EXCLUSIVE: After working together selectively on the indie film hits Half Nelson, Blue Valentine and the recently wrapped The Place Beyond The Pines while separately making 20 films over the past seven years, producers Lynette Howell and Jamie Patricof have partnered in a new company. They’ve launched Electric City Entertainment, and say they have raised several million dollars in money to option and develop material. They aim to continue finding emerging independent filmmakers, like Half Nelson‘s Ryan Fleck and Anna Boden, and Blue Valentine‘s Derek Cianfrance, who helmed The Place Beyond the Pines. But they also want to work on larger-scale independent films in the $10 million-$30 million range, and have the chance to grow with those filmmakers as they take on more ambitious fare.

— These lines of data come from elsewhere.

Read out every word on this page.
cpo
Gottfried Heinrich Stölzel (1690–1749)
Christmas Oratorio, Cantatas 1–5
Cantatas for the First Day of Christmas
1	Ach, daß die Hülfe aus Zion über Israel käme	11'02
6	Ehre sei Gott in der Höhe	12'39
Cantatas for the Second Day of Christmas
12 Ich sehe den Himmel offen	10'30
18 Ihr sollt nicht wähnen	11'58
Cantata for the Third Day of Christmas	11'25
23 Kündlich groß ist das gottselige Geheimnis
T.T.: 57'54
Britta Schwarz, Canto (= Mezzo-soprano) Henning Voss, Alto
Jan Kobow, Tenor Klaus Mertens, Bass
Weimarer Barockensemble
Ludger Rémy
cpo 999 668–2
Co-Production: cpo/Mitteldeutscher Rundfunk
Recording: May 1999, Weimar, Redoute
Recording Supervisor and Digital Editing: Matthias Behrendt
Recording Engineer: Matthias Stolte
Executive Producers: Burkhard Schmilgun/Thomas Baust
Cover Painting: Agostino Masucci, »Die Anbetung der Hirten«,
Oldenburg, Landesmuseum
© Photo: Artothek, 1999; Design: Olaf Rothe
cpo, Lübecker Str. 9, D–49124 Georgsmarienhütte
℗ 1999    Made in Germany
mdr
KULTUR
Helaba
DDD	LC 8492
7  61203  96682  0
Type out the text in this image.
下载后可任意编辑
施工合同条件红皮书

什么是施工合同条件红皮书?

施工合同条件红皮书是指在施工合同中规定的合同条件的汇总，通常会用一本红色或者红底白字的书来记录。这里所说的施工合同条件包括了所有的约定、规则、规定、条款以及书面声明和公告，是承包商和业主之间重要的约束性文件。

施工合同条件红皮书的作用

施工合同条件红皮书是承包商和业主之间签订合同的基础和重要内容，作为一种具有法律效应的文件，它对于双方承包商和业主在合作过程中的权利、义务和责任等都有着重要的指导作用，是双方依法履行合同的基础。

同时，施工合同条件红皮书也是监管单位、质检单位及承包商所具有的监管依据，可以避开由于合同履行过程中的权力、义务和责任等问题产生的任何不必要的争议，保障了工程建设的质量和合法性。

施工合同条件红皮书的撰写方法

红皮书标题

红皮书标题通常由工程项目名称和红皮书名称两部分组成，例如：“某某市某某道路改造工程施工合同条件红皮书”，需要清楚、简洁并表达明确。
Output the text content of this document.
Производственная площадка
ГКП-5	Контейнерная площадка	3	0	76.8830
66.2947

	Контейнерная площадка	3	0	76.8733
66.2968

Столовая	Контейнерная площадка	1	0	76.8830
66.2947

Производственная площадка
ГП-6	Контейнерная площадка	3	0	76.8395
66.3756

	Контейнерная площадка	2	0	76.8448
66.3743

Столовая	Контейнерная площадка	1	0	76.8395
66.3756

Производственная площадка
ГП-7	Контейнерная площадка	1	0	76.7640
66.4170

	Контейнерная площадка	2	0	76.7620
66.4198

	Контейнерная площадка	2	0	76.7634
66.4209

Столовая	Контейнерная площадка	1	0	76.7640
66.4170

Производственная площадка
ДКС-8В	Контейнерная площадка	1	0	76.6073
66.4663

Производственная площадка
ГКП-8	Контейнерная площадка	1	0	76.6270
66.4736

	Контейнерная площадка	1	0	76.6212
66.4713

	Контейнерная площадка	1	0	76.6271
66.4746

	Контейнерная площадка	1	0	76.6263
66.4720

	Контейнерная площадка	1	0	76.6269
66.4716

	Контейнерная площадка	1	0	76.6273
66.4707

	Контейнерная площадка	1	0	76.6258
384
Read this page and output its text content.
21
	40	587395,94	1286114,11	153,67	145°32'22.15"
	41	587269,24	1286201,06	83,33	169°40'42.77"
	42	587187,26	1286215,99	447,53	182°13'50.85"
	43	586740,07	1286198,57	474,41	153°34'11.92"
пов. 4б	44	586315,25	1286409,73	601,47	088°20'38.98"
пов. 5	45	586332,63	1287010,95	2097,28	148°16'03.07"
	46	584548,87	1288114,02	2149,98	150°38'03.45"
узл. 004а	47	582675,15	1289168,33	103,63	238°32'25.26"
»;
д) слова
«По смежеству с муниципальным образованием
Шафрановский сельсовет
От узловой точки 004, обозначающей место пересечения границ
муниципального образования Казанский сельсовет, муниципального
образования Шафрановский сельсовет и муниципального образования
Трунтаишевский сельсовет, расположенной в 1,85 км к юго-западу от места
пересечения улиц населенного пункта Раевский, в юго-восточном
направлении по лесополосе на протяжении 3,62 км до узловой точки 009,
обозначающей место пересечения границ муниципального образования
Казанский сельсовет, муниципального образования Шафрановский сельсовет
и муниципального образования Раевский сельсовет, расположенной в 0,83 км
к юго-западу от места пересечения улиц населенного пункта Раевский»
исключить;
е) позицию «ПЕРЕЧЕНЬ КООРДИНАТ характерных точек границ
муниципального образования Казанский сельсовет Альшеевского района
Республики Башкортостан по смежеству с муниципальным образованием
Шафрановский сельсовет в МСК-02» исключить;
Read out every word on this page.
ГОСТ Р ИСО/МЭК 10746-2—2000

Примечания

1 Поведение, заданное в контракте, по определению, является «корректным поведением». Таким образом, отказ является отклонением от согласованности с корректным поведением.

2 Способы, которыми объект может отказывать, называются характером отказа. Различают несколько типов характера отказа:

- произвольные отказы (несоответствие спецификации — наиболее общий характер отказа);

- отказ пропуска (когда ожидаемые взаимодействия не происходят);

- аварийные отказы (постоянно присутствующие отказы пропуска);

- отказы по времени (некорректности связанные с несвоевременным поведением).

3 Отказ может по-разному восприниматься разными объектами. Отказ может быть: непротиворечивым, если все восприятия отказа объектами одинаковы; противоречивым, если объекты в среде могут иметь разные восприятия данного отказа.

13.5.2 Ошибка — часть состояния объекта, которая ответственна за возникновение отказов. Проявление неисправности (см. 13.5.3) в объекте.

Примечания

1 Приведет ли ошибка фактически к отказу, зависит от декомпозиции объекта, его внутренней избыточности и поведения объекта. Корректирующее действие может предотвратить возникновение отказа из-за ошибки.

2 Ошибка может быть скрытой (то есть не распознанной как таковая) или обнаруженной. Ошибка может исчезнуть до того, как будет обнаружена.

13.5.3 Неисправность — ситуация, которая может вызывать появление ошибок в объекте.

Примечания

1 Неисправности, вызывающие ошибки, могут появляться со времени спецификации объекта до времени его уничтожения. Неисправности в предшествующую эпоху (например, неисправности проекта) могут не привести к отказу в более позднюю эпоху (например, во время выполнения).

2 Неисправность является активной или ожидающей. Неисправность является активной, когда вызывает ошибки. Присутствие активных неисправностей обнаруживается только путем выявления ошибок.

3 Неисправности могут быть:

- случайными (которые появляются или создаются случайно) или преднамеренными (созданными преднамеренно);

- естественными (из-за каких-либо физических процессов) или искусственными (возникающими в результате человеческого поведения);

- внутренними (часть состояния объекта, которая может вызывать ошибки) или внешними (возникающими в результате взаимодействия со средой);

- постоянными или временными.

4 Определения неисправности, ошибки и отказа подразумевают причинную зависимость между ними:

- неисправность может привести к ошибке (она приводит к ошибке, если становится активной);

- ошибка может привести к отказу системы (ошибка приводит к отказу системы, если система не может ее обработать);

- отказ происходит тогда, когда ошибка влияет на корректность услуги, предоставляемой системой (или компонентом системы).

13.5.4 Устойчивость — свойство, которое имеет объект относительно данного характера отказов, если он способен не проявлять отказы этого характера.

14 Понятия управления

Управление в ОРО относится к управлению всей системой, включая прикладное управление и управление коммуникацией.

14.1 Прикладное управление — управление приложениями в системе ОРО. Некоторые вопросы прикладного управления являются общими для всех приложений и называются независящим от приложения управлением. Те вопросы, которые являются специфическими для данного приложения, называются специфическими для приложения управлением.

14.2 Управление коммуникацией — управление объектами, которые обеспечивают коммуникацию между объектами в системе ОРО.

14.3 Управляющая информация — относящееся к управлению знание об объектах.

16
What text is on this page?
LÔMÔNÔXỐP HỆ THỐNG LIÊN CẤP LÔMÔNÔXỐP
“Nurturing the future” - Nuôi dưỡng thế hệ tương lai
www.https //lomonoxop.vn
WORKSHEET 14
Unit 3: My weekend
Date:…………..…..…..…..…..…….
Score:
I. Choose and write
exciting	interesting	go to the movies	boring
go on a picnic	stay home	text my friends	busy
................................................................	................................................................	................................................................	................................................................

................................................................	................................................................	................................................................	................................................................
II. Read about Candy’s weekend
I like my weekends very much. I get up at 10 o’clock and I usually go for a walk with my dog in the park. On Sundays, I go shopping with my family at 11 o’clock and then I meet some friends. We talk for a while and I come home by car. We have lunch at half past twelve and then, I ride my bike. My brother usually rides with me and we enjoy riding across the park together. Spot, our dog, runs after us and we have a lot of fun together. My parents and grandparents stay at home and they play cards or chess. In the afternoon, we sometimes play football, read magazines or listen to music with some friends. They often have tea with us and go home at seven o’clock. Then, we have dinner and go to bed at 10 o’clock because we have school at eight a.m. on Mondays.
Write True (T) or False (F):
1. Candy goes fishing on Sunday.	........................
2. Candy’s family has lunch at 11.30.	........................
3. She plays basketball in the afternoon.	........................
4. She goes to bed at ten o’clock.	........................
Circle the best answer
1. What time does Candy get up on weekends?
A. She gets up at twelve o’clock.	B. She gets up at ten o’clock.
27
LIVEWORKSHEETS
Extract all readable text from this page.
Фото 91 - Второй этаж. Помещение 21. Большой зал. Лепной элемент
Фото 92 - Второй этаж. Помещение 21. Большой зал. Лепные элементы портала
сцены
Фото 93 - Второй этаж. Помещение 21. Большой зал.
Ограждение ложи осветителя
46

Strong producers have reasserted themselves in the changed indie film landscape. Several years ago, the market became flooded with bloated-budget films from a deep pool of hedge fund money and studio-backed art house distributors, and anybody could do it. Indies crashed along with the economy, and the indie game has re-emerged as a more disciplined game. Producers with strong filmmaker and funding relationships are thriving. Howell and Patricof felt they could do that better working together on all their projects. Crystal Powell and Katie McNeill will be production VPs, and Mark Tuohy director of development.
“Jamie and I started the same time bringing financing to the films, engaging creatively from our relationships with filmmakers down to budgeting the films,” Howell told me. “We made 20 films separately, three together. We realized we had worked out our own models but that we share the exact same philosophy. And when we partnered, it worked well.”
They decided to formalize the relationship after producing The Place Beyond The Pines, their follow-up with Blue Valentine helmer Cianfrance that stars Ryan Gosling, Bradley Cooper, Eva Mendes, Rose Byrne and Ray Liotta. At a $15 million budget, the film dwarfs the $4 million Cianfrance spent on Blue Valentine, but Howell and Patricof see a niche for films studios aren’t making, with pedigreed filmmakers and strong casts, and a shot at crossover business.
“We want to focus on movies like Pines, filmmaker-driven star vehicles that are genre but bigger,” Patricof said. “Make that film at a studio and it would have cost $30 million, but we made it for half that. Filmmakers want room to create, but they want structure as well. We have found that when it comes to talent like Ryan Gosling, Michelle Williams or Eva Mendes, they don’t do this for the payday, they really want a movie that works, and one that gets seen by people. We see this as an opportunity to create a home for filmmakers.”
The first projects under the new banner consist of films and a TV pilot they developed separately but are bringing together under Electric City:
— Hate Mail, the next film by Fleck and Boden, about the impact that hate mail takes on the lives of the recipients in Manhattan.
— Big Eyes, on which they have partnered to produce with Tim Burton a fact-based drama that will be directed by Ed Wood scribes Scott Alexander and Larry Karaszewski. The film’s about Margaret Keane, a San Francisco artist responsible for the wildly popular mass merchandised paintings of big-eyed children in the 1950s, only to have her husband claim authorship.
— Coward, an elevated genre film about a master heist planner being scripted by Ed Brubaker from his graphic novel, with David Slade directing.
— Muscle, an HBO series being scripted by Cianfrance.
Howell, who started in theater in Britain with such shows as The Full Monty and Big River before forming Silverwood Films in 2005, continues to be a Sundance Lab Advisor. Both she and Patricof, who started in TV before forming Hunting Lane Films, will continue mentoring new filmmakers for Sundance and IFP, and said the Sundance Festival will continue to be a focus for the new company.
“You’ve be hard-pressed to find great indie filmmakers over the last two decades whose first films weren’t at Sundance,” Howell said.